Laureano Molins a dit encore avoir recommandé à son illustre
patient de ne plus fumer, car le tabac provoque 95% des tumeurs pulmonaires
malignes, celle du roi n'étant heureusement pas de cette catégorie.
"Je me sens bien, heureuse, maintenant que tout est passé" confiait,
très souriante, la reine Sofia aux journalistes. Venue au chevet de
son mari, elle lui a attribué "une santé impressionnante".
L'infante Elena visitait son père dans l'après-midi. L'autre
fille du roi, l'infante Cristina, est attendue lundi en provenance de Washington,
où elle réside, Quant au prince héritier Felipe, il
n'a pas écourté sa visite au Costa Rica, Il y assistait samedi
à l'investiture de Laura Chinchilla, première femme présidente
du plus stable des pays d'Amérique centrale.
L'alarme semble donc avoir été brève. Il n'empêche
qu'aussitôt avertis de l'hospitalisation du souverain, le président
du gouvernement, le socialiste José Luis Rodriguez Zapatero, le chef
de l'opposition conservatrice, Mariano Rajoy, et le président du Congrès
des députés, José Bono, sont demeurés mobilisés
jusqu'à l'annonce de l'issue heureuse de l'intervention chirurgicale.
"Les choses se sont bien déroulées.
On sait qu'il [le roi] est fort et nous sommes très tranquilles, comme
nous l'espérions" a commenté samedi à Madrid M. Zapatero.
A ses côtés, le vice-président des Etats-Unis, Joe Biden,
exprimait "sa grande tendresse" pour le souverain. Le roi l'avait reçu
la veille dans la capitale, à 600 km de Barcelone, sans lui parler
de son imminente hospitalisation dans la métropole catalane.
Le conservateur Mariano Rajoy a déclaré, lui, que "nous sommes,
comme toujours, avec lui [le roi] et avec la monarchie, convaincus que sa
récupération sera bonne et nous souhaitons avec ferveur qu'il
en soit ainsi".
"Abdiquer? Jamais!"
La Maison royale et le gouvernement avaient rejeté d'emblée
l'application de l'article 59 de la Constitution. Son point 2 stipule : "Si
le Roi est inhabile à exercer son autorité et que cette incapacité
est reconnue par les Cortès générales [Parlement; ndlr],
le Prince héritier de la Couronne, s'il est majeur, exercera immédiatement
la Régence".
Majeur, le prince héritier Felipe l'est évidemment à
42 ans et une prétendue impatience à monter sur le trône,
non perceptible par le commun des mortels, lui est parfois attribuée
par des journalistes espagnols. Certains imputent la même impatience
supposée à l'épouse du prince, l'ex-journaliste de télévision
Letizia Ortiz, aujourd'hui princesse des Asturies.

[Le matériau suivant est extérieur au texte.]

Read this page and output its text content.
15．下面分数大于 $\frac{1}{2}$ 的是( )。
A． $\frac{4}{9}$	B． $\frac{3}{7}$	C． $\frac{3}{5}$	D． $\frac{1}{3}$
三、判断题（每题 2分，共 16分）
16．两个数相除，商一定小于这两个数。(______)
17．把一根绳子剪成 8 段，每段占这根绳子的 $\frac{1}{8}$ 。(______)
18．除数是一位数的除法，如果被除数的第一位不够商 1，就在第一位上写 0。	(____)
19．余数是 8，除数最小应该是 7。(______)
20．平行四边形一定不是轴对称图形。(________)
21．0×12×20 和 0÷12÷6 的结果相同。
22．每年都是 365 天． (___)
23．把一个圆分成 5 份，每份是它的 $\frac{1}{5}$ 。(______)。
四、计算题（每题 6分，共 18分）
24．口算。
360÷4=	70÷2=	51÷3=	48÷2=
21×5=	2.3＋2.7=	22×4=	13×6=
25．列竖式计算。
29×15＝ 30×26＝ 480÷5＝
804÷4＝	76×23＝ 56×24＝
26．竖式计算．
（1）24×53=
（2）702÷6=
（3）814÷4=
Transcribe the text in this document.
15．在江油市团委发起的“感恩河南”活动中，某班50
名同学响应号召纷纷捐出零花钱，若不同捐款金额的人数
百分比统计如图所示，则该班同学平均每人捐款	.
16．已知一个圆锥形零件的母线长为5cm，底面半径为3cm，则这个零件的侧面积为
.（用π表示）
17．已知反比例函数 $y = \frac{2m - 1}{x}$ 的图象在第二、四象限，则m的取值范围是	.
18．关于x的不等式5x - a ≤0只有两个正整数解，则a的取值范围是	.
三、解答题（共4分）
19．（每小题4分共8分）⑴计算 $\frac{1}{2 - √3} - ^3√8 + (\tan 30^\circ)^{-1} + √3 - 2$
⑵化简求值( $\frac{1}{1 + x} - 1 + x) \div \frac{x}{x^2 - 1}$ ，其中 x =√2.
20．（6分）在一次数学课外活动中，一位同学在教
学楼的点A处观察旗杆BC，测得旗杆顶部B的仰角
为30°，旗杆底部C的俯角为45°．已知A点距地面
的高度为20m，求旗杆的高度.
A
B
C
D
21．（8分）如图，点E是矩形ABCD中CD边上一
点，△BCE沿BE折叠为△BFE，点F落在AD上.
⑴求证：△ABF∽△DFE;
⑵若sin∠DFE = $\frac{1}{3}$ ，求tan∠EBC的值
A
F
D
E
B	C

Il y a un an et demi déjà, la reine Sofia tentait de mettre
le holà à pareilles spéculations. Lors de conversations
avec Pilar Urbano, reproduites en octobre 2008 par cette journaliste dans
le livre intitulé "La Reina, muy de cerca" (La Reine, de très
près), la souveraine affirmait : "Ni le roi n'est fatigué ni
le prince n'est impatient ... Abdiquer? Jamais! Le roi n'abdiquera jamais.
Nous n'en parlons jamais. Cela sous-entend qu'il régnera jusqu'à
la mort".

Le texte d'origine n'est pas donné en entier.